Nous avons supposé qu’une certaine quantité de colza et de tournesol continuerait d’être produite pour la production d’huile alimentaire (sur la base du maintien du niveau actuel), ainsi que pour l’exportation. En 2004, la quantité d’huile de colza utilisée pour satisfaire la demande alimentaire s’élevait à 162 milliers de tonnes, tandis que les exportations nettes (graines et huiles) représentaient l’équivalent de 816 milliers de tonnes d’huile (Prolea, 2006). Le maintien du niveau de 2004 a été conservé dans la simulation. Nous avons également analysé la sensibilité de nos solutions à une suppression des exportations et de l’usage alimentaire de l’huile de colza.

Les réformes de la PAC qui sont en cours d’application ont été introduites : compromis de Luxembourg, réforme de l’OCM Sucre de 2006. Aucune nouvelle réforme de la PAC n’a été modélisée. L’aide spécifique aux cultures énergétiques de 45 euros/ha a été maintenue pour une superficie limitée. Un taux de gel des terres de 10% a été maintenu (une hypothèse de suppression du gel des terres a été testée). Les prix des produits agricoles exogènes au modèle ont estimés à partir des simulations 2015 du modèle GOAL (Gohin, 2007). Un deuxième scénario de prix a été testé afin de mesurer la sensibilité de nos résultats à une hausse des prix du blé et des céréales, comparable à celle observée en 2007. Les prix utilisés ont été estimés pour l’ensemble des céréales, en relation avec le prix du blé. Celui-ci est fixé à 120 €/tonne dans le scénario « prix bas des céréales» et à 200 €/tonne dans le scénario « prix haut des céréales »
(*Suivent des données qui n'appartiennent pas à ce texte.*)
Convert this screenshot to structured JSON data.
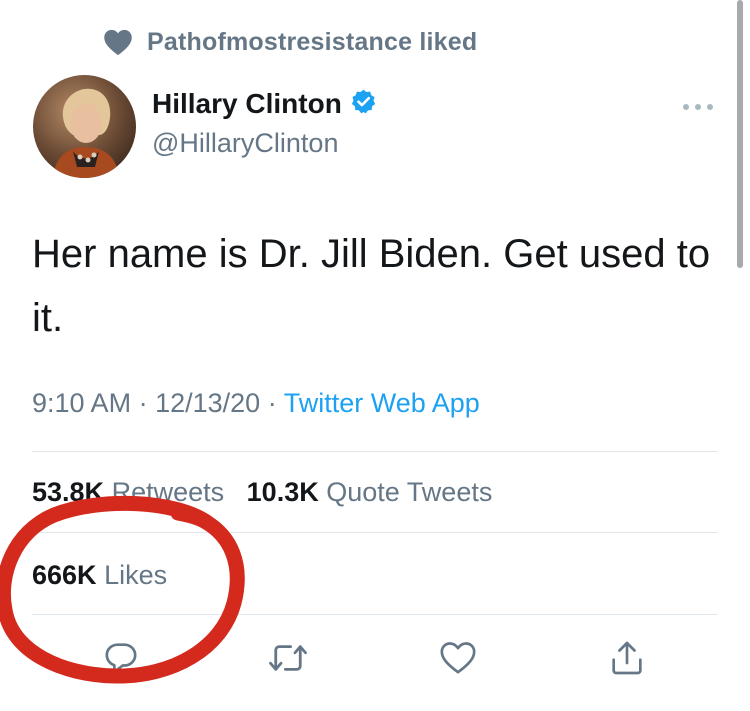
{
  "social_context": {
    "text": "Pathofmostresistance liked",
    "icon": "heart-icon"
  },
  "author": {
    "display_name": "Hillary Clinton",
    "handle": "@HillaryClinton",
    "verified": true,
    "verified_icon": "verified-badge-icon"
  },
  "tweet": {
    "text": "Her name is Dr. Jill Biden. Get used to it."
  },
  "meta": {
    "time": "9:10 AM",
    "date": "12/13/20",
    "separator": "·",
    "source": "Twitter Web App"
  },
  "stats": {
    "retweets_count": "53.8K",
    "retweets_label": "Retweets",
    "quote_count": "10.3K",
    "quote_label": "Quote Tweets",
    "likes_count": "666K",
    "likes_label": "Likes"
  },
  "actions": [
    {
      "name": "reply",
      "icon": "reply-icon"
    },
    {
      "name": "retweet",
      "icon": "retweet-icon"
    },
    {
      "name": "like",
      "icon": "heart-outline-icon"
    },
    {
      "name": "share",
      "icon": "share-icon"
    }
  ],
  "colors": {
    "text_primary": "#14171a",
    "text_secondary": "#657786",
    "link": "#1da1f2",
    "verified": "#1da1f2",
    "divider": "#e1e8ed",
    "annotation_circle": "#d42a1e"
  },
  "annotation": {
    "type": "hand-drawn-circle",
    "target": "likes-count"
  }
}
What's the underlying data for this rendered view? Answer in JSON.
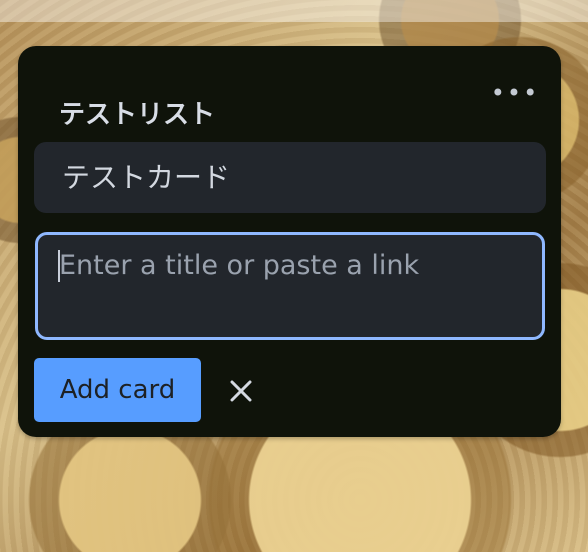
{
  "list": {
    "title": "テストリスト",
    "menu_label": "•••"
  },
  "cards": [
    {
      "title": "テストカード"
    }
  ],
  "composer": {
    "placeholder": "Enter a title or paste a link",
    "add_button_label": "Add card",
    "close_icon": "close-icon"
  }
}
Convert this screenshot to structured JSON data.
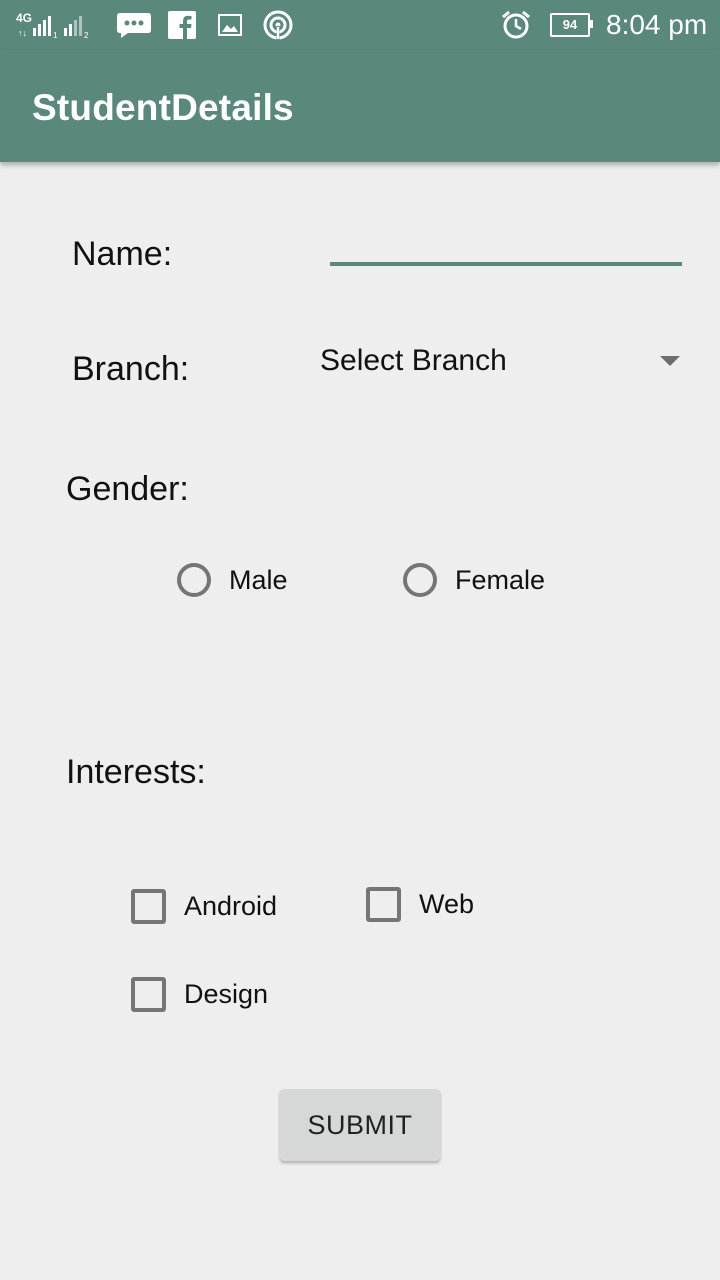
{
  "status_bar": {
    "network": "4G",
    "sim1": "1",
    "sim2": "2",
    "battery": "94",
    "time": "8:04 pm",
    "icons": [
      "signal-icon",
      "message-icon",
      "facebook-icon",
      "image-icon",
      "hotspot-icon",
      "alarm-icon",
      "battery-icon"
    ],
    "background": "#5a887b"
  },
  "app_bar": {
    "title": "StudentDetails",
    "background": "#5a887b"
  },
  "form": {
    "name_label": "Name:",
    "name_value": "",
    "branch_label": "Branch:",
    "branch_selected": "Select Branch",
    "gender_label": "Gender:",
    "gender_options": [
      "Male",
      "Female"
    ],
    "interests_label": "Interests:",
    "interest_options": [
      "Android",
      "Web",
      "Design"
    ],
    "submit_label": "SUBMIT"
  }
}
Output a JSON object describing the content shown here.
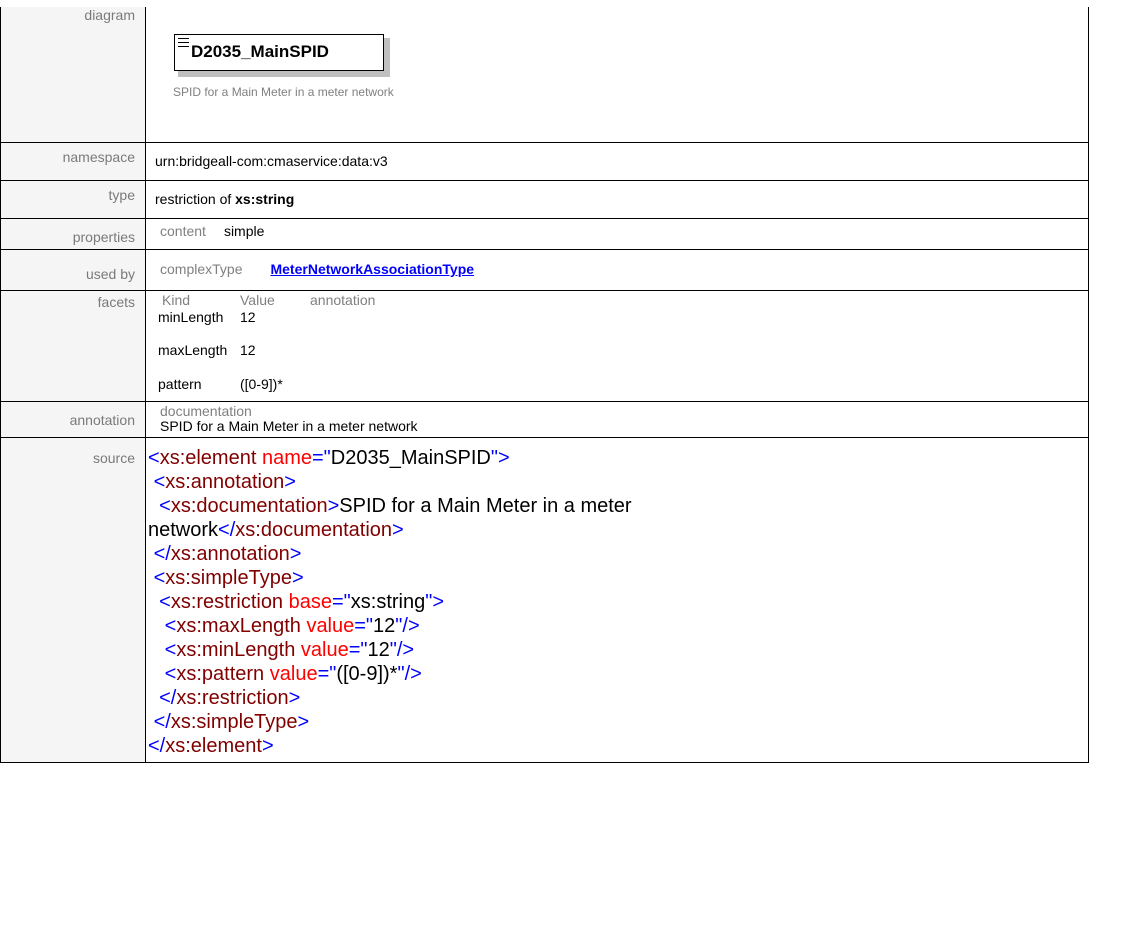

Les rendements sont estimés pour 2015 sur la base des tendances observées en 1990-2004. Le rendement de chaque culture pour chaque exploitation est estimé en tenant compte du progrès technique et de la situation en année de référence corrigée des aléas climatiques. Les coûts de production sont également spécifiques à chaque exploitation.

Les contraintes agronomiques sont modélisées sous la forme d’un pourcentage maximum de certaines cultures dans l’assolement. Ces pourcentages sont issus des observations sur l’année de base. Sont incluses les contraintes suivantes : un maximum de 30% de la sole est cultivable en betterave, 15% en protéagineux, 30% en tournesol.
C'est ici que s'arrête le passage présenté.